De notaris heeft namens belanghebbende ter zake van de verkrijging van de goederen (onderdeel 1 rechtbankuitspraak) via de Koninklijke Notariële Beroepsorganisatie (KNB) langs elektronische weg aangifte overdrachtsbelasting gedaan (als bedoeld in de artikelen 3, 7 en 7a Registratiewet 1970, 4 Uitvoeringsregeling Registratiewet 1970 en 21a Uitvoeringsregeling Algemene wet inzake rijksbelastingen 1994). De (elektronische) aangifte voor de overdrachtsbelasting bestaat uit een elektronisch afschrift van de akte, vergezeld van een elektronisch aangiftebericht (vermeld in onderdeel 4 van de rechtbankuitspraak). De annex behorende bij de notariële akte (vermeld in onderdeel 2 rechtbankuitspraak) wordt niet ter registratie aangeboden bij de KNB en maakt geen deel uit van de (elektronische) aangifte overdrachtsbelasting.
2.3.2.
Een notaris heeft bij het doen van aangifte overdrachtsbelasting langs elektronische weg de mogelijkheid om (namens de verkrijger) bezwaar te maken tegen de voldoening van overdrachtsbelasting op aangifte. Hiervoor moet in het aangiftesoftwareprogramma een vakje worden aangevinkt, waarop een scherm verschijnt, waarin het bestreden bedrag alsook de reden van het bezwaar moet worden vermeld. Deze bezwaarmogelijkheid staat alleen open voor de notaris.

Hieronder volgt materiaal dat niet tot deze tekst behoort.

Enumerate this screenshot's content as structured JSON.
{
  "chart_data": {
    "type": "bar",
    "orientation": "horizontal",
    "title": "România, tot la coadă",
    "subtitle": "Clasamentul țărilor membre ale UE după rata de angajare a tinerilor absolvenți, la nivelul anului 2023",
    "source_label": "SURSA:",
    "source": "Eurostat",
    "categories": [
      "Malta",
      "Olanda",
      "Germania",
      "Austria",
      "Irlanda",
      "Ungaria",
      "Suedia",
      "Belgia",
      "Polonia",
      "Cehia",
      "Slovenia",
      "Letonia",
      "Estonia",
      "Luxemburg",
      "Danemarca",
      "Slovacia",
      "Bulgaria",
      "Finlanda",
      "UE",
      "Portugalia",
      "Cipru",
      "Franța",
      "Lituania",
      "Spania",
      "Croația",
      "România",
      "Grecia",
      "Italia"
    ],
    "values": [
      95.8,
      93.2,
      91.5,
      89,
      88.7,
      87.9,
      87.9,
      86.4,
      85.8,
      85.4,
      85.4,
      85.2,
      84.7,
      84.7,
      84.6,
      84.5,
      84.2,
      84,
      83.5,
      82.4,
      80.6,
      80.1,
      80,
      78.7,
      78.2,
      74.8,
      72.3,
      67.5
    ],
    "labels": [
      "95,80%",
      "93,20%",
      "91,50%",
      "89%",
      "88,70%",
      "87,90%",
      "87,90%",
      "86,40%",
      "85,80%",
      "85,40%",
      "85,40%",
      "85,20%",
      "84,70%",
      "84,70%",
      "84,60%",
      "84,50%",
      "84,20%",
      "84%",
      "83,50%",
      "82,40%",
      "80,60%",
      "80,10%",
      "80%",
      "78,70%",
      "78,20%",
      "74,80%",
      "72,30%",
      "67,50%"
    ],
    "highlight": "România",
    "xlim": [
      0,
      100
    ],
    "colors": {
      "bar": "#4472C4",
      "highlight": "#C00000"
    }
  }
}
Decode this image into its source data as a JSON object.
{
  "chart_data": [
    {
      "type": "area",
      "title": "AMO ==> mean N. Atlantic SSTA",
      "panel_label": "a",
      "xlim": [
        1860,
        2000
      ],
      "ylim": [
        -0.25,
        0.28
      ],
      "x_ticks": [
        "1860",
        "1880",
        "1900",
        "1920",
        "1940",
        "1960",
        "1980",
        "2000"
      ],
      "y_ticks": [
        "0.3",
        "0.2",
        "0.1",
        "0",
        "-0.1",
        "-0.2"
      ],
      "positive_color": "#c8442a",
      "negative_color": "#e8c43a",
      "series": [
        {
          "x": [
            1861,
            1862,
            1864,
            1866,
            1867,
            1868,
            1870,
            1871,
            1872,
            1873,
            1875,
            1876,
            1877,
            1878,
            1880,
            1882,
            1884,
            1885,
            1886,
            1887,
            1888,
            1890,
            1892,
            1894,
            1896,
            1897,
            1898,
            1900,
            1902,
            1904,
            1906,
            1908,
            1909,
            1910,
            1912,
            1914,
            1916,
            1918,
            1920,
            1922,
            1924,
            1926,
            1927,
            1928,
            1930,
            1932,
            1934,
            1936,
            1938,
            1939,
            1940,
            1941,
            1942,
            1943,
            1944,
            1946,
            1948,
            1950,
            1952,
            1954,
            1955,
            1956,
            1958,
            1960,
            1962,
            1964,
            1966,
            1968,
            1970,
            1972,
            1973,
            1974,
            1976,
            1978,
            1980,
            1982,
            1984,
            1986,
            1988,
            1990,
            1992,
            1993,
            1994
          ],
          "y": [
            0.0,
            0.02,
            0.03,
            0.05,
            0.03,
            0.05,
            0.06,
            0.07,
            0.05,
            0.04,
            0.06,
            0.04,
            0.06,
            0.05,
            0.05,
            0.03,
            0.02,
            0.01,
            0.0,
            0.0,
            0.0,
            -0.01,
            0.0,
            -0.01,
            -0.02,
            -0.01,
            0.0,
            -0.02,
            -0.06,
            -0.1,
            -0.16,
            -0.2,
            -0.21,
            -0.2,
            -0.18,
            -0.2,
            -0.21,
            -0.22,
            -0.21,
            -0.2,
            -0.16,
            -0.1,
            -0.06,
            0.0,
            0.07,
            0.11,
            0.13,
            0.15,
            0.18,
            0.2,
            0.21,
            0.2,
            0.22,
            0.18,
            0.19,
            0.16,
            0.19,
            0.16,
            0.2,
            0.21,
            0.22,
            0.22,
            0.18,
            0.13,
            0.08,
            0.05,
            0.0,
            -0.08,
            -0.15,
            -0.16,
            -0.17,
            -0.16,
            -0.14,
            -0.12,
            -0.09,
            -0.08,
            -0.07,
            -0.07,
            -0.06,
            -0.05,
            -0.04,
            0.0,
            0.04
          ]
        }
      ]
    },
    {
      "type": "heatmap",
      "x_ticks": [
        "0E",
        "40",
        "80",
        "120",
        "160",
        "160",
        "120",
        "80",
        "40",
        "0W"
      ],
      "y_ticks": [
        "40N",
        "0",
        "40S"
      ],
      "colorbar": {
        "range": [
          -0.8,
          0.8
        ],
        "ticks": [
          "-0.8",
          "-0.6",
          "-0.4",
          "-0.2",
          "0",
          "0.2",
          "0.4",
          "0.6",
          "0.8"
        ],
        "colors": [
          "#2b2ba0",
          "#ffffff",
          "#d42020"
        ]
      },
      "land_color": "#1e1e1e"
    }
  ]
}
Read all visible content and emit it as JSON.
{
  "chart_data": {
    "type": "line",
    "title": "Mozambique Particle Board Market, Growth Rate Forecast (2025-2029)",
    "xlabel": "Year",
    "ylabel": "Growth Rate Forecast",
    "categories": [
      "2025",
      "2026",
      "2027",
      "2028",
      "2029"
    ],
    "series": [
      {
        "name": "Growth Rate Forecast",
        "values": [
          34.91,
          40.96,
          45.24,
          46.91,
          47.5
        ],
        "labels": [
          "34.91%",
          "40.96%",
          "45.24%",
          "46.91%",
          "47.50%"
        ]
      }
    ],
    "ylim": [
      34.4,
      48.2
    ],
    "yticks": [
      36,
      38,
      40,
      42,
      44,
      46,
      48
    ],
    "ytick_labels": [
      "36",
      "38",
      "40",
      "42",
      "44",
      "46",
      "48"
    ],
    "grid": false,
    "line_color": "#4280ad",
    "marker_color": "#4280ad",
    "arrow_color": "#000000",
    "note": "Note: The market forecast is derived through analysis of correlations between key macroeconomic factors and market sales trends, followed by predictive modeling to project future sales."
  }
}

Hiervan is geen gebruik gemaakt.
2.4.
Belanghebbende, althans haar gemachtigde, schrijft bij brief van 14 maart 2016 (ontvangen door de inspecteur op 16 maart 2016; zie onderdeel 6 rechtbankuitspraak) – voor zover hier van belang – het volgende:
“(…)
Betreft: Bezwaar/verzoek inzake verlaging/teruggave overdrachtsbelasting
(…)
De onroerende zaken zijn op het moment van de levering te kwalificeren als woningen, echter ten onrechte is ten aanzien van een deel van de onroerende zaken 6% overdrachtsbelasting op aangifte voldaan in plaats van 2% overdrachtsbelasting.
(…)
Ter toelichting kan ik u nog het volgende melden:
(…)
Belanghebbende[] [heeft] dit overigens ten tijde van de levering ook aangegeven, echter de notaris heeft hieraan niet willen meewerken om hem moverende redenen, waarschijnlijk gelegen in een gebrek in zijn kennis. Wel [heeft] belanghebbende[] [haar] standpunt ter zake ten tijde van de levering reeds laten vastleggen in een annex bij de leveringsakte (…) waarin ook is vermeld dat kopers van mening zijn dat over de gehele koopprijs een tarief van 2 % verschuldigd zou zijn. In de annex wordt eveneens aangegeven dat ter zake een bezwaarschrift zal worden ingediend, welke annex tevens als bijlage bij de aangifte door de notaris is meegestuurd (…).”